これまでクアルコムは、台湾のTSMCと韓国のサムスン電子という世界二大ファウンドリを、製品や世代に応じて使い分けてきました。しかし近年、サムスンの先端プロセスにおける歩留まり(良品率)の問題が指摘され、主要製品の生産をTSMCに集中させる傾向が見られました。今回の報道は、その流れが再び変化する可能性を示唆しており、業界関係者の注目を集めています。

2nmプロセスを巡る技術競争とサムスンの挑戦

「2nm(ナノメートル)」は、半導体の回路線幅を示す指標であり、現在の最先端に位置する技術です。微細化が進むほど、チップの性能向上や消費電力の低減が期待できますが、その製造は物理的な限界に近づいており、莫大な研究開発費と高度な生産技術が求められます。特に、サムスンは「GAA(Gate-All-Around)」と呼ばれる新しいトランジスタ構造をいち早く導入し、TSMCに対して技術的な優位性を示そうとしています。

クアルコムがサムスンの2nmプロセスに関心を示している背景には、このGAA技術への期待があると考えられます。ただし、新しい技術には常に生産安定性のリスクが伴います。日本の製造現場においても、新技術の導入に際しては、そのメリットと、歩留まりが安定するまでの期間やコストを慎重に見極めることが求められますが、半導体の世界ではその判断の規模と影響が桁違いに大きいと言えるでしょう。

サプライチェーンの複線化という戦略的意図

今回の協議には、技術的な側面だけでなく、サプライチェーン戦略上の狙いも大きいと考えられます。特定のファウンドリ、特にTSMC一社に生産が集中することは、供給リスクの観点から好ましくありません。昨今の地政学的な緊張の高まりを鑑みれば、生産拠点を地理的に分散させることは、安定供給を維持するための必須条件となりつつあります。

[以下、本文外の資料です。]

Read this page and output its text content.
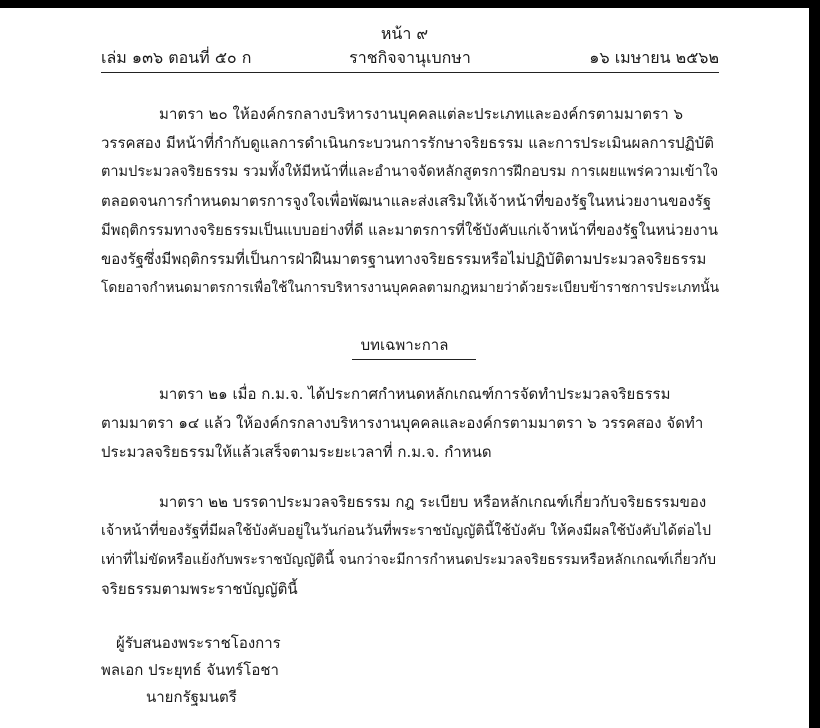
หน้า ๙
เล่ม ๑๓๖ ตอนที่ ๕๐ ก	ราชกิจจานุเบกษา	๑๖ เมษายน ๒๕๖๒
มาตรา ๒๐ ให้องค์กรกลางบริหารงานบุคคลแต่ละประเภทและองค์กรตามมาตรา ๖
วรรคสอง มีหน้าที่กำกับดูแลการดำเนินกระบวนการรักษาจริยธรรม และการประเมินผลการปฏิบัติ
ตามประมวลจริยธรรม รวมทั้งให้มีหน้าที่และอำนาจจัดหลักสูตรการฝึกอบรม การเผยแพร่ความเข้าใจ
ตลอดจนการกำหนดมาตรการจูงใจเพื่อพัฒนาและส่งเสริมให้เจ้าหน้าที่ของรัฐในหน่วยงานของรัฐ
มีพฤติกรรมทางจริยธรรมเป็นแบบอย่างที่ดี และมาตรการที่ใช้บังคับแก่เจ้าหน้าที่ของรัฐในหน่วยงาน
ของรัฐซึ่งมีพฤติกรรมที่เป็นการฝ่าฝืนมาตรฐานทางจริยธรรมหรือไม่ปฏิบัติตามประมวลจริยธรรม
โดยอาจกำหนดมาตรการเพื่อใช้ในการบริหารงานบุคคลตามกฎหมายว่าด้วยระเบียบข้าราชการประเภทนั้น
บทเฉพาะกาล
มาตรา ๒๑ เมื่อ ก.ม.จ. ได้ประกาศกำหนดหลักเกณฑ์การจัดทำประมวลจริยธรรม
ตามมาตรา ๑๔ แล้ว ให้องค์กรกลางบริหารงานบุคคลและองค์กรตามมาตรา ๖ วรรคสอง จัดทำ
ประมวลจริยธรรมให้แล้วเสร็จตามระยะเวลาที่ ก.ม.จ. กำหนด
มาตรา ๒๒ บรรดาประมวลจริยธรรม กฎ ระเบียบ หรือหลักเกณฑ์เกี่ยวกับจริยธรรมของ
เจ้าหน้าที่ของรัฐที่มีผลใช้บังคับอยู่ในวันก่อนวันที่พระราชบัญญัตินี้ใช้บังคับ ให้คงมีผลใช้บังคับได้ต่อไป
เท่าที่ไม่ขัดหรือแย้งกับพระราชบัญญัตินี้ จนกว่าจะมีการกำหนดประมวลจริยธรรมหรือหลักเกณฑ์เกี่ยวกับ
จริยธรรมตามพระราชบัญญัตินี้
ผู้รับสนองพระราชโองการ
พลเอก ประยุทธ์ จันทร์โอชา
นายกรัฐมนตรี
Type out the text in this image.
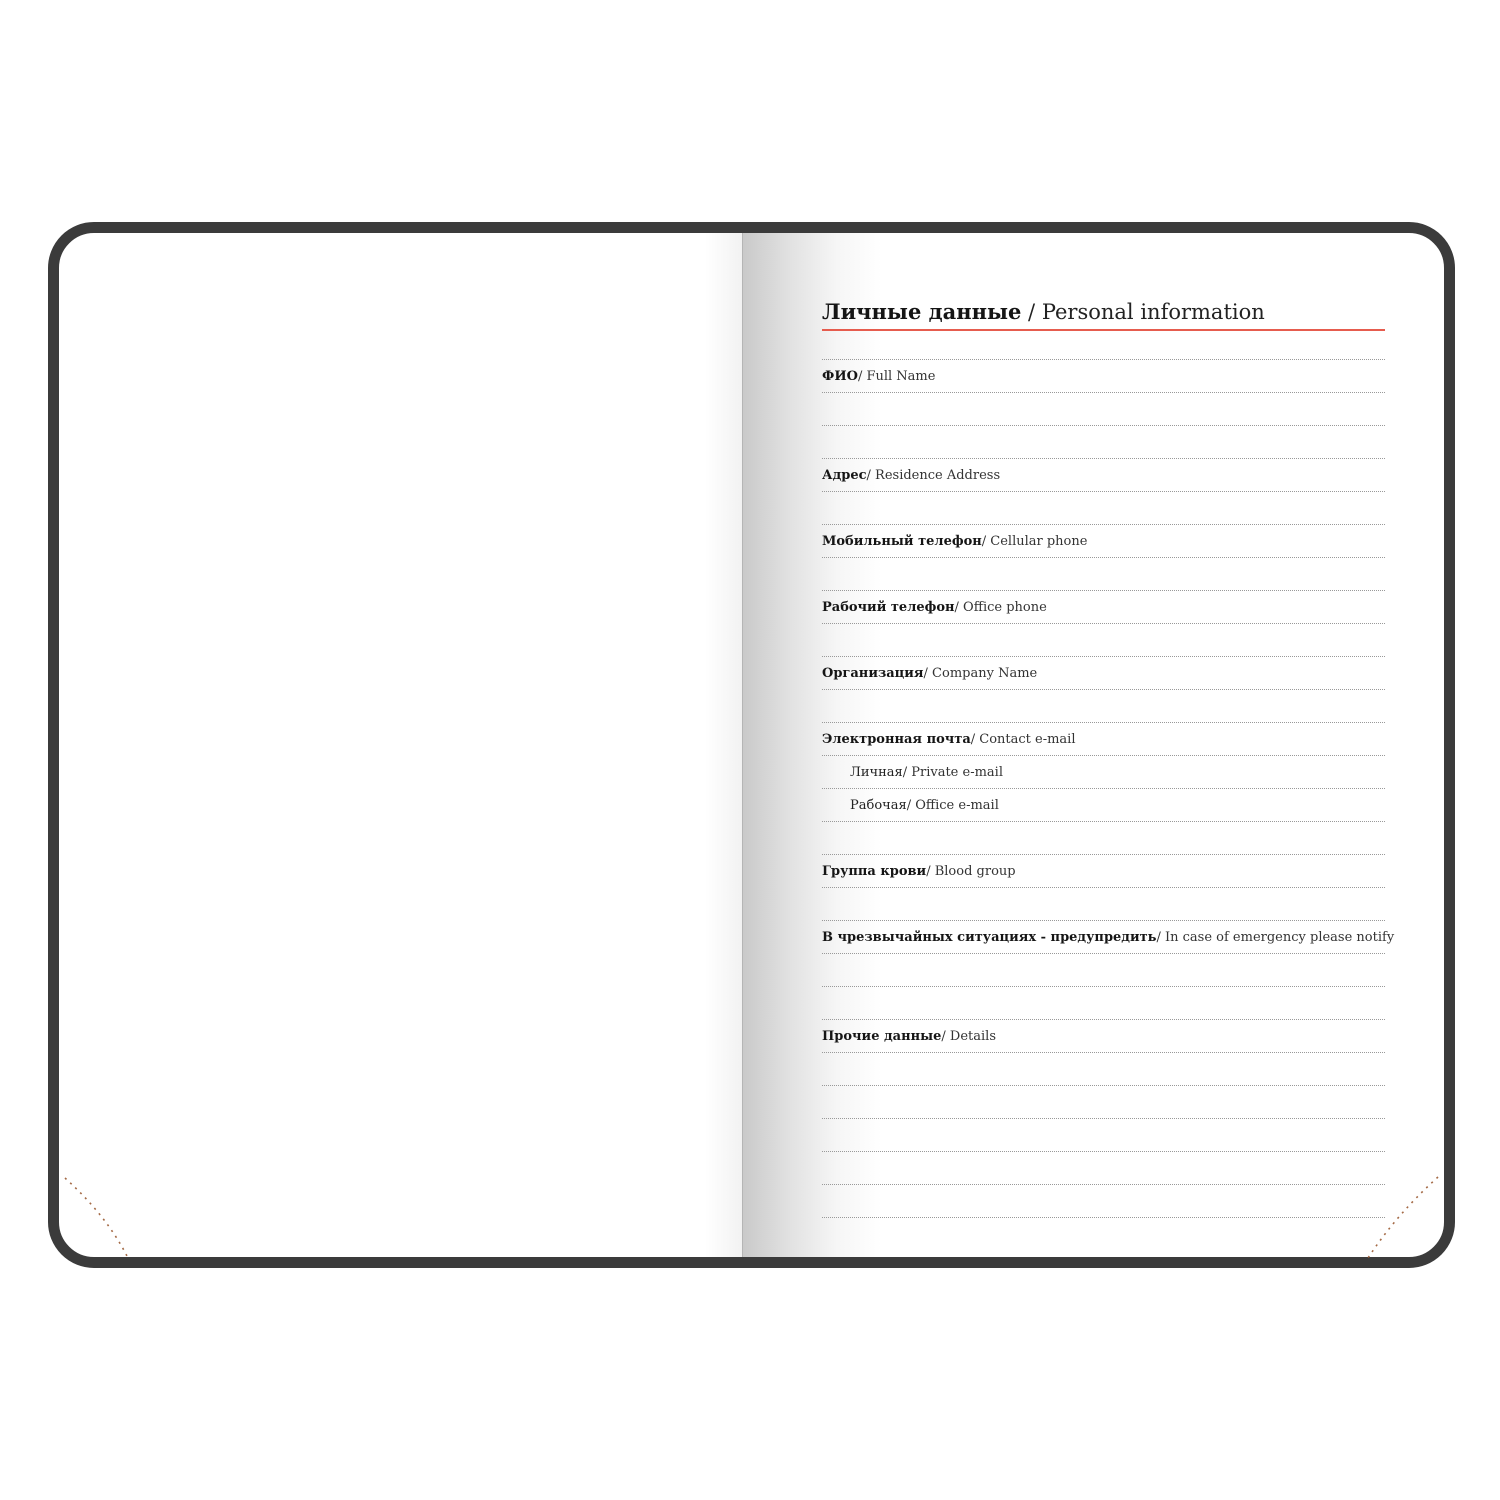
Личные данные / Personal information
ФИО / Full Name
Адрес / Residence Address
Мобильный телефон / Cellular phone
Рабочий телефон / Office phone
Организация / Company Name
Электронная почта / Contact e-mail
Личная / Private e-mail
Рабочая / Office e-mail
Группа крови / Blood group
В чрезвычайных ситуациях - предупредить / In case of emergency please notify
Прочие данные / Details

また、複数のサプライヤー候補を持つことは、価格交渉においても有利に働きます。世界トップのファウンドリであるTSMCとサムスンを競わせることで、より良い条件を引き出したいというクアルコムの意図も透けて見えます。これは、部品調達を行うあらゆる製造業にとって共通する、基本的かつ重要な戦略です。

日本の製造業への示唆

今回のクアルコムとサムスンの協議に関する報道は、半導体という特定分野のニュースですが、日本の製造業全体にとっても重要な示唆を含んでいます。以下に要点を整理します。

1. サプライチェーンにおけるリスク分散の重要性
特定の一社、一地域に重要な部品や材料の供給を依存することのリスクを改めて認識する必要があります。地政学リスクや自然災害など、予期せぬ事態に備え、代替サプライヤーの確保や生産拠点の複線化を平時から検討しておくことが、事業継続計画(BCP)の観点から不可欠です。

2. サプライヤーの技術力と生産安定性の見極め
新しい技術や優れたカタログスペックだけでなく、実際の生産における品質の安定性(歩留まり)や供給能力を冷静に評価する視点が求められます。特に先端技術分野では、サプライヤーとの緊密な連携を通じて、量産立ち上げの課題を共に乗り越えていく姿勢が重要になるでしょう。

3. グローバルな競争環境の把握
自社が直接関わる業界だけでなく、半導体のような基幹部品の業界動向が、自社の製品コストや供給に間接的な影響を及ぼす可能性があります。グローバルな技術競争やサプライチェーンの再編の動きを常に把握し、自社の戦略に反映させていくマクロな視点が、経営層や管理職には一層求められます。

日本の半導体製造装置メーカーや材料メーカーにとっては、サムスンやTSMCといった巨大ファウンドリの設備投資動向は直接的なビジネス機会に繋がります。最先端の技術開発競争において、日本のものづくりが果たすべき役割は依然として大きいと言えるでしょう。